The first case of discrepancy was detected on Sep 24, 2018 and NCS was alerted immediately, MOH said.

“The issue was initially attributed to intermittent network connection problems. Five more cases were subsequently detected between Oct 9 and Nov 2, and a more thorough investigation was initiated,” added the health ministry.

In late November, NCS traced the root cause of the discrepancies to a software version issue on a server used by the means-test system when it was migrated to another government data centre in September.

“This resulted in the means-test results being computed without the requisite income information. NCS further discovered that their deployment team had in fact fixed the software version issue earlier on Oct 10, 2018 in response to an unrelated slow performance issue.

“This stopped further cases of errors but it did not correct the means-test results that had been generated from Sep 18, 2018 to Oct 10, 2018,” MOH said.


On Dec 5, MOH received NCS' assessment that the glitch could have affected thousands of people across multiple schemes.

Before making any public announcements, MOH said that it was important to rectify the root cause of the glitch in the system to prevent more inaccurate means-test results.

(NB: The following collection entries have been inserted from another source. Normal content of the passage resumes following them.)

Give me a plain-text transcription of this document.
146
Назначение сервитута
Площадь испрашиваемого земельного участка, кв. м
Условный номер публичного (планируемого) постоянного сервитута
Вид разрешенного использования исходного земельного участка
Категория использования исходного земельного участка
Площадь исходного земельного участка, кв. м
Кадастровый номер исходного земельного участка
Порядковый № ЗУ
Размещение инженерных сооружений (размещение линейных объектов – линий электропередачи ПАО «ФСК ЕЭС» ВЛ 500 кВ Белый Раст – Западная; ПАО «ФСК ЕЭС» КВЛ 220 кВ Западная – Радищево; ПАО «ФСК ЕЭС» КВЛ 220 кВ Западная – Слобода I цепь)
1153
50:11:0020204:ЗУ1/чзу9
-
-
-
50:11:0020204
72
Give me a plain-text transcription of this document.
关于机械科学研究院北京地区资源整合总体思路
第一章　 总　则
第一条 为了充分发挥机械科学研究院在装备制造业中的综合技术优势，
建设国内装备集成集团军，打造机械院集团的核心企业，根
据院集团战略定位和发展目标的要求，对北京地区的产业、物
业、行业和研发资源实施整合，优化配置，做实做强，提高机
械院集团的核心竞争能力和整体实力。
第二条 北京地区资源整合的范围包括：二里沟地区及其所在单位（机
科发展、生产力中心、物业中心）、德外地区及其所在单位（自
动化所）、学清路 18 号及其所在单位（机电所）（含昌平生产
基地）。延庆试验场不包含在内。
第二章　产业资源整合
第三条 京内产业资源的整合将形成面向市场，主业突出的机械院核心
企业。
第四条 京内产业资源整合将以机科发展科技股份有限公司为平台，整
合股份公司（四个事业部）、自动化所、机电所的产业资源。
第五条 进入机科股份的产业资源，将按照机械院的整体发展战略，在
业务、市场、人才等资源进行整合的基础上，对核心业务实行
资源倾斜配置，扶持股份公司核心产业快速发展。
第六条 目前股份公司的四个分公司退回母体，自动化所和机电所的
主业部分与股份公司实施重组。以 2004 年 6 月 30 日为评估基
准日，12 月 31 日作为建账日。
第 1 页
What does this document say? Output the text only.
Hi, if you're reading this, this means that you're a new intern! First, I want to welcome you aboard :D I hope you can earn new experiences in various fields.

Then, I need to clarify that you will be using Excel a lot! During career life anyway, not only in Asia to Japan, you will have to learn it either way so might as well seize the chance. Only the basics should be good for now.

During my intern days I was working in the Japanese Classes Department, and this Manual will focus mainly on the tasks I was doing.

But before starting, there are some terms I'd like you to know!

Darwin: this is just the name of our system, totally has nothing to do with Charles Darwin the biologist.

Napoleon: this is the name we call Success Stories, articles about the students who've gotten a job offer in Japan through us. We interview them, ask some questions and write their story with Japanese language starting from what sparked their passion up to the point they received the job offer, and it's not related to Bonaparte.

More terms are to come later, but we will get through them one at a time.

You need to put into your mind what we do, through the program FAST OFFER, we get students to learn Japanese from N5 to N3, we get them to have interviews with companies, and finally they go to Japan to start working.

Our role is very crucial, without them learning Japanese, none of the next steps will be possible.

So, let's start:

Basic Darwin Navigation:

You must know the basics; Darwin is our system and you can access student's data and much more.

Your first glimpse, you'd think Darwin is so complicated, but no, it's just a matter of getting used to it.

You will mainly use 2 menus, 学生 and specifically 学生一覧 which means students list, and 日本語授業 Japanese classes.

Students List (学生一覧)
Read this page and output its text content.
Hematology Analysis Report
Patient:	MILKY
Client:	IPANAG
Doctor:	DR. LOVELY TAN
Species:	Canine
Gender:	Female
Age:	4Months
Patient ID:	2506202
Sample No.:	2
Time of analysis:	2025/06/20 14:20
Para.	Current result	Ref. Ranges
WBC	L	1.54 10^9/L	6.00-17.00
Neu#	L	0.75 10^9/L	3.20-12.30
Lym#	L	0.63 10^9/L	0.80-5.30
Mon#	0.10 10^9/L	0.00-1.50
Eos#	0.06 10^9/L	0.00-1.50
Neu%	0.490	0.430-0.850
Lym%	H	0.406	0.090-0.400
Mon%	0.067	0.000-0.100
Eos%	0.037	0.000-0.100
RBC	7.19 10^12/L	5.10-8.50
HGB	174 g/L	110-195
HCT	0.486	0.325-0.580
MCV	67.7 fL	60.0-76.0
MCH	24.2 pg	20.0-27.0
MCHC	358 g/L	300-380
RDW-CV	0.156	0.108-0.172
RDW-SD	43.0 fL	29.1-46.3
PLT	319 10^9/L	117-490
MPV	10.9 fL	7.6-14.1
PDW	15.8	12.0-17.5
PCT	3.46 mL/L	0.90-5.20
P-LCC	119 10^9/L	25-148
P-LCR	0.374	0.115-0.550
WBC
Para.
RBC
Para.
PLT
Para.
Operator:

It was also important to fully establish the different groups of people and subsidies that were affected, and how they were affected, as well as limit the impact of inaccurate means-test results from affecting more schemes and individuals. 

MOH added that it was important to have a clear rectification plan that can be deployed quickly after the announcement, to reach out to the affected individuals to inform and reimburse them, where applicable. 

"If we do not do so, we could cause confusion and uncertainty, not just among the affected, but the larger group of unaffected. Scheme administrators and service providers will also face many queries for which they are unable to respond," MOH said. 

MOH said that it worked with NCS from December to establish the extent of the impact, including the correct subsidy tiers for each individual under the different services and schemes. This was to determine who could have received higher or lower subsidies than what they were eligible for.

The final assessment was completed on Jan 14 and MOH worked with grant scheme administrators and healthcare institutions to finalise the remedial action plans, including how affected individuals will be informed and reimbursed.

The correct subsidy tiers of all affected individuals were restored by Feb 16. 

Service providers and scheme administrators will now progressively inform the affected individuals and arrange for reimbursements where applicable. 

“We expect all the affected individuals to be informed by mid-March 2019,” MOH said.

MOH said that NCS has acknowledged the error and has taken further remedial action by tightening the system deployment processes.

“Additional safeguards have been put in place to prevent any recurrence of such incidents. NCS has reiterated its commitment to being held to the highest standards as a service provider.

MOH takes a serious view of the incident, and has worked with NCS on appropriate remedial measures. MOH will work with NCS on measures to prevent such errors in the future,” the ministry stated.

NCS is an information and communications technology (ICT) and communications engineering services provider. It is a subsidiary of the Singtel Group.

According to its website, NCS offers services that include consulting, technology solutions, as well as systems development and integration.